Corporal Hugh Harris, Patriot and Christian

As a member of the Cemetery Survey Team, I’ve seen many unusual tombstones, but the marker for Hugh Haris caught the whole team by surprise.  The original marker was badly worn and it took us a while to extract the inscription,  


A Revolutionary Soldier

3 years under Gen Washington

was 48 years a member of the

Baptist Church  died a

Christian Feb 1_th 1855

Aged 106 Years

What? He fought with General Washington?  Died at age 106 years??  These two items were the most intriguing and piqued our interest, but our cemetery work called and we moved on, but none of us forgot about Hugh Haris. 

It was my idea to work up the property of Hugh Haris for our new project, “Early Landowners of Northeast Tennessee,” but we soon found out that Hugh’s land grant was in modern-day Unicoi County, having received a land grant on Indian Creek, near the Flagpond area.  His property there had been already been platted by researchers. 

With that knowledge, we decided not to focus on the early land grants, but we wondered how he came to be buried in the New Salem Cemetery, thirty miles from Flagpond. It was time to do some research on Hugh Harris. 

In 1803, after the Revolutionary War, he settled in western North Carolina (Burke County) and received land grants there. Sometime prior to 1824, he made the move over the mountain into northeast Tennessee, first settling on Indian Creek in modern-day Unicoi County (land warrant 10461). Harris is found for the first time on the 1826 tax list in Washington County (Barnet’s Company), which proves he had established residency in the county by then.  Another land warrant (# 17246) was granted in 1828. The only deed that we could find in Washington County was where Hugh sold his land on Indian Creek to George Harris, his son for $50.  The image below shows Hugh Harris Jun, and Hugh Harris Senr on the 1826 tax list. 

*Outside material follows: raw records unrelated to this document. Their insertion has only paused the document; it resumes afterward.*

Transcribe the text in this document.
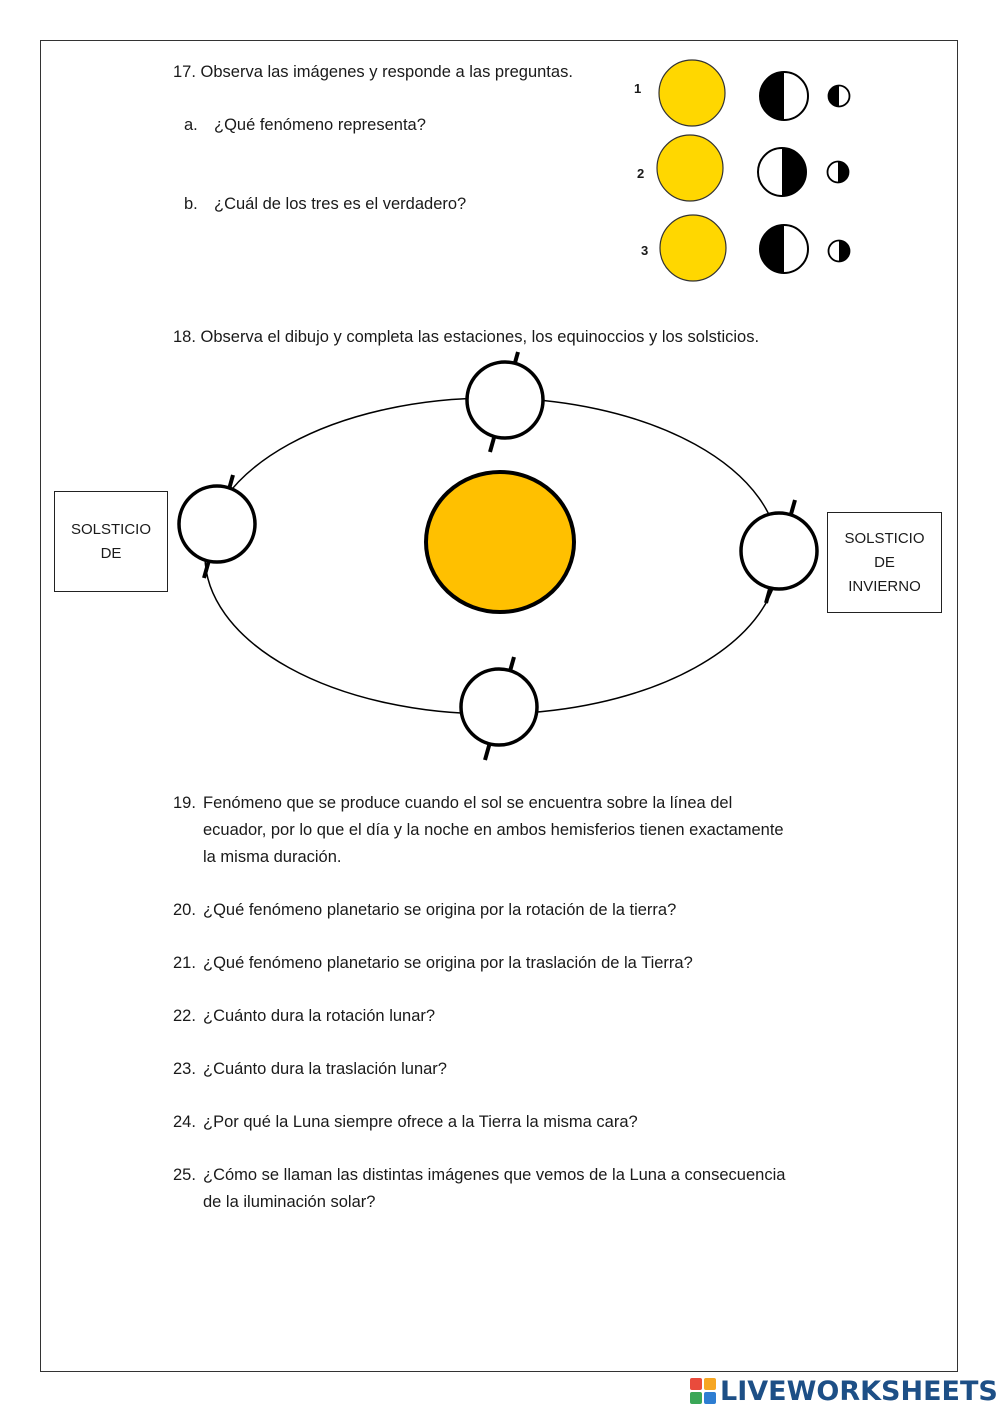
17. Observa las imágenes y responde a las preguntas.
a. ¿Qué fenómeno representa?
b. ¿Cuál de los tres es el verdadero?
1
2
3
18. Observa el dibujo y completa las estaciones, los equinoccios y los solsticios.
SOLSTICIO
DE
SOLSTICIO
DE
INVIERNO
19. Fenómeno que se produce cuando el sol se encuentra sobre la línea del
ecuador, por lo que el día y la noche en ambos hemisferios tienen exactamente
la misma duración.
20. ¿Qué fenómeno planetario se origina por la rotación de la tierra?
21. ¿Qué fenómeno planetario se origina por la traslación de la Tierra?
22. ¿Cuánto dura la rotación lunar?
23. ¿Cuánto dura la traslación lunar?
24. ¿Por qué la Luna siempre ofrece a la Tierra la misma cara?
25. ¿Cómo se llaman las distintas imágenes que vemos de la Luna a consecuencia
de la iluminación solar?
LIVEWORKSHEETS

Next, let’s look at the claim that he was 106. The 1850 Federal Census for Washington County, Tennessee showed that Hugh was born in Virginia1 and listed his age as 92.  This would place his birth at 1758. It is common knowledge among genealogical researchers that you look for the earliest record listing an age or birthdate, as the older a person gets, the more likely that the age will become “padded.”  The earliest statement of his age was in 1823 when he made application for a pension.  This document declared his age to be 68 years.  This would put his birth at 1755.  Hugh’s date of birth was consistently put back into the mid 1750’s.  In the 1840 census, his age was listed at 84 which still kept his birth year sometime in the mid 1750’s.  If this is true, he surely would have been around 100 years old at the time of his death!

His pension records give a very brief description of his military service and show that he enlisted in Orange County, NC, (May in the 4th NC Regiment, Continental Army.  The regiment fought at the Battles of Brandywine, Germantown and Monmouth.  They camped at Valley Forge, Pennsylvania from 1777 – 1778. 

General George Washington was present at the Battles of Brandywine (11 Sept 1777), Germantown (4 Oct 1777) and the Battle of Monmouth (28 Jun 1778).  George Washington also camped with his troops at Valley Forge during the winter of 1777 into 1778.  This certainly mirrors the movements of the 4th NC Regiment and it seems that Hugh Harris did indeed serve under General Washington.  I found it a bit odd, though,  that the deposition did not mention that he fought with George Washington. 

Hugh wrote a will on October 8, 1853 and it is on file in the Washington County Archives.  It states, “I give and bequeath to my beloved with Elizabeth all the property of evry (sic) sort and discription (sic) that I may bee (sic) in possession of at my Death as a compensation for her kindness to me in my old days…”

So, was Hugh 106 years old when he died?  Probably not 106, but he was likely close to 100.  Did he fight with General George Washington?  I believe it is extremely likely that he did!